Há também muita gente que deixa de ir a concertos com a desculpa de os poder ver gratuitamente noutra ocasião.
PR: É outra coisa que se pensa em Portugal, que tem de haver concertos gratuitos. É algo que se cultivou muito. As câmaras dão sempre concertos gratuitos e as pessoas incutiram que não têm de pagar para os ver. É uma das grandes diferenças: em Berlim temos um público habituado a consumir concertos, a perceber que é preciso comprar o CD para ajudar a banda.
RA: E passas um chapéu e caem notas, não caem moedas.
PR: Em Berlim, a maior parte dos concertos que fazíamos tinham entrada livre e, no final, passávamos um chapéu. Não ficava atrás de cachets que recebemos aqui. As pessoas têm a consciência de pôr qualquer coisa, mesmo que o concerto seja gratuito. E CDs vendemos lá fora, não vendemos quase nada aqui.
RA: É muito difícil, mas viemos com um espírito optimista. Deixámos o pessimismo em 2009, em Portugal.
PR: Quando dissemos aos nossos pais que íamos voltar pra Portugal, eles disseram-nos que estávamos loucos, que em Portugal as coisas estavam horríveis.
RA: Foi muito contra-corrente, voltarmos agora. Toda a gente a ir e nós a voltar.
PR: Mas a possibilidade de trabalhar com o José Fortes, por exemplo, só aconteceria se nós estivéssemos cá. Foi uma das grandes razões para o nosso regresso, estava na altura de mostrarmos aqui o que estivemos a fazer lá fora. Isso e as saudades, comida e sol… Foram 4 anos intensos, já estava na altura.
RA: Também o facto de olharmos para Portugal e estarmos cada vez mais orgulhosos da música que estava a aparecer aqui. A consciencialização da identidade do que é um músico português no mundo, as influências que tem…
PR: Montes de coisas a acontecer com uma identidade própria e diferente, o preconceito a começar a desaparecer e poder cantar-se em português…
RA: Assim que houve a perspectiva de voltar pra Portugal, quisemos mergulhar no que se estava a fazer cá.
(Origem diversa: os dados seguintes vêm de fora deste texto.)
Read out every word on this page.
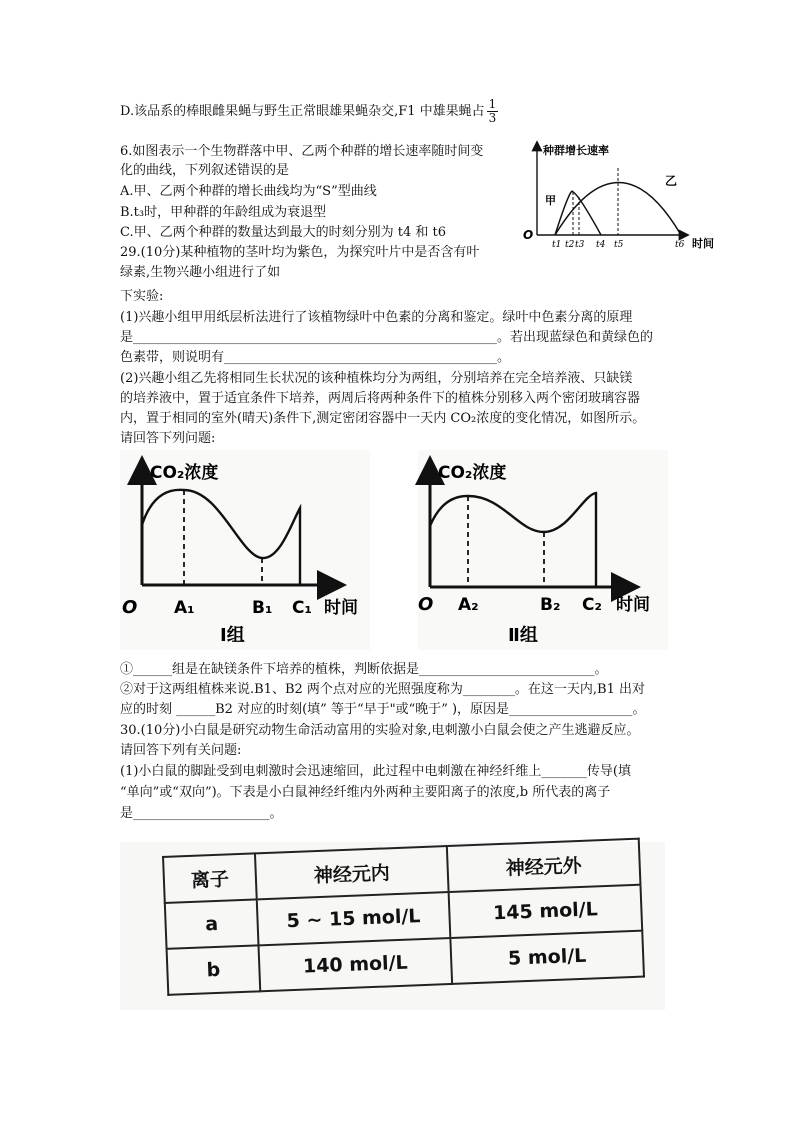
D.该品系的棒眼雌果蝇与野生正常眼雄果蝇杂交,F1 中雄果蝇占 $\frac{1}{3}$
6.如图表示一个生物群落中甲、乙两个种群的增长速率随时间变
化的曲线，下列叙述错误的是
A.甲、乙两个种群的增长曲线均为“S”型曲线
B.t₃时，甲种群的年龄组成为衰退型
C.甲、乙两个种群的数量达到最大的时刻分别为 t4 和 t6
29.(10分)某种植物的茎叶均为紫色，为探究叶片中是否含有叶
绿素,生物兴趣小组进行了如
下实验:
(1)兴趣小组甲用纸层析法进行了该植物绿叶中色素的分离和鉴定。绿叶中色素分离的原理
是________________________________________________________。若出现蓝绿色和黄绿色的
色素带，则说明有__________________________________________。
(2)兴趣小组乙先将相同生长状况的该种植株均分为两组，分别培养在完全培养液、只缺镁
的培养液中，置于适宜条件下培养，两周后将两种条件下的植株分别移入两个密闭玻璃容器
内，置于相同的室外(晴天)条件下,测定密闭容器中一天内 CO₂浓度的变化情况，如图所示。
请回答下列问题:
种群增长速率
时间
O
甲
乙
t1 t2 t3 t4 t5	t6
CO₂浓度
O A₁	B₁ C₁ 时间
Ⅰ组
CO₂浓度
O A₂	B₂ C₂ 时间
Ⅱ组
①______组是在缺镁条件下培养的植株，判断依据是___________________________。
②对于这两组植株来说.B1、B2 两个点对应的光照强度称为________。在这一天内,B1 出对
应的时刻 ______B2 对应的时刻(填” 等于“早于"或“晚于” )，原因是___________________。
30.(10分)小白鼠是研究动物生命活动富用的实验对象,电刺激小白鼠会使之产生逃避反应。
请回答下列有关问题:
(1)小白鼠的脚趾受到电刺激时会迅速缩回，此过程中电刺激在神经纤维上_______传导(填
“单向”或“双向”)。下表是小白鼠神经纤维内外两种主要阳离子的浓度,b 所代表的离子
是_____________________。
离子	神经元内	神经元外
a	5 ~ 15 mol/L	145 mol/L
b	140 mol/L	5 mol/L
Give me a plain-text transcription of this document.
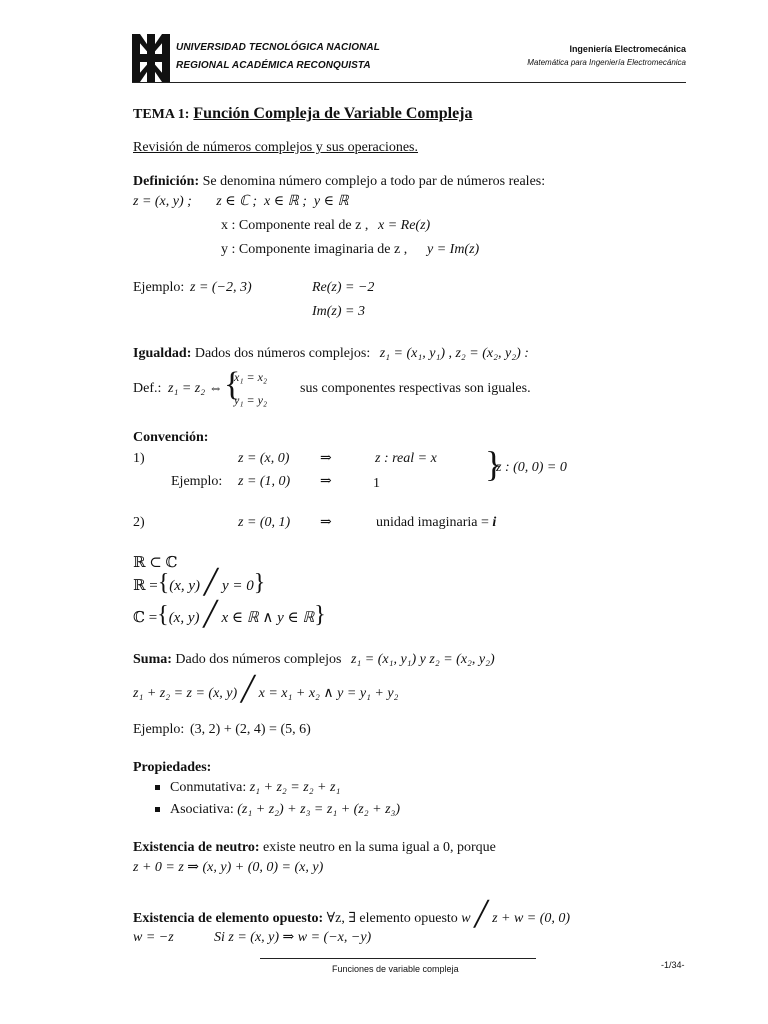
UNIVERSIDAD TECNOLÓGICA NACIONAL
REGIONAL ACADÉMICA RECONQUISTA
Ingeniería Electromecánica
Matemática para Ingeniería Electromecánica
TEMA 1: Función Compleja de Variable Compleja
Revisión de números complejos y sus operaciones.
Definición: Se denomina número complejo a todo par de números reales:
z = (x, y) ;       z ∈ ℂ ;  x ∈ ℝ ;  y ∈ ℝ
x : Componente real de z , x = Re(z)
y : Componente imaginaria de z , y = Im(z)
Ejemplo: z = (−2, 3)	Re(z) = −2
Im(z) = 3
Igualdad: Dados dos números complejos: z₁ = (x₁, y₁) , z₂ = (x₂, y₂) :
Def.: z₁ = z₂ ⇔ {
x₁ = x₂
y₁ = y₂
sus componentes respectivas son iguales.
Convención:
1)	z = (x, 0) ⇒	z : real = x
Ejemplo: z = (1, 0) ⇒	1	}
z : (0, 0) = 0
2)	z = (0, 1) ⇒	unidad imaginaria = i
ℝ ⊂ ℂ
ℝ ={(x, y) ╱ y = 0}
ℂ ={(x, y) ╱ x ∈ ℝ ∧ y ∈ ℝ}
Suma: Dado dos números complejos z₁ = (x₁, y₁) y z₂ = (x₂, y₂)
z₁ + z₂ = z = (x, y) ╱ x = x₁ + x₂ ∧ y = y₁ + y₂
Ejemplo: (3, 2) + (2, 4) = (5, 6)
Propiedades:
Conmutativa: z₁ + z₂ = z₂ + z₁
Asociativa: (z₁ + z₂) + z₃ = z₁ + (z₂ + z₃)
Existencia de neutro: existe neutro en la suma igual a 0, porque
z + 0 = z ⇒ (x, y) + (0, 0) = (x, y)
Existencia de elemento opuesto: ∀z, ∃ elemento opuesto w ╱ z + w = (0, 0)
w = −z	Si z = (x, y) ⇒ w = (−x, −y)
Funciones de variable compleja	-1/34-
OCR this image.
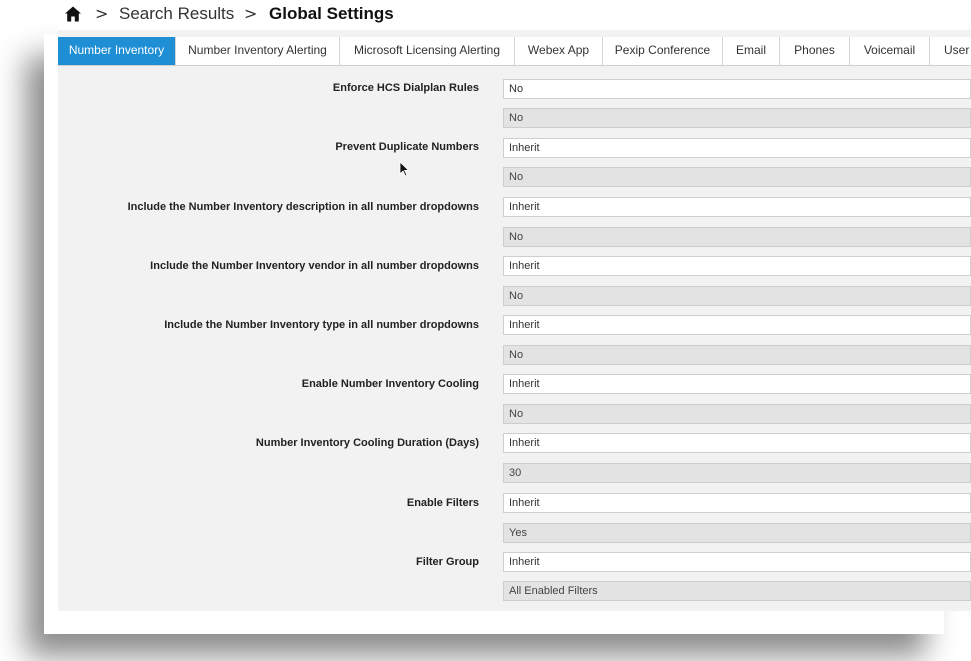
> Search Results > Global Settings
Number Inventory	Number Inventory Alerting	Microsoft Licensing Alerting	Webex App	Pexip Conference	Email	Phones	Voicemail	User
Enforce HCS Dialplan Rules	No
No
Prevent Duplicate Numbers	Inherit
No
Include the Number Inventory description in all number dropdowns	Inherit
No
Include the Number Inventory vendor in all number dropdowns	Inherit
No
Include the Number Inventory type in all number dropdowns	Inherit
No
Enable Number Inventory Cooling	Inherit
No
Number Inventory Cooling Duration (Days)	Inherit
30
Enable Filters	Inherit
Yes
Filter Group	Inherit
All Enabled Filters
Fomos descobrir os Ermo, A Música Portuguesa a Gostar Dela Própria… Embora tivéssemos encontrado algumas coisas menos boas, o importante é fazer, acordar desta apatia. Identificávamo-nos bastante com muito do que se andava a fazer. Por nossa conta, tentávamos dinamizar a cultura popular portuguesa em Berlim.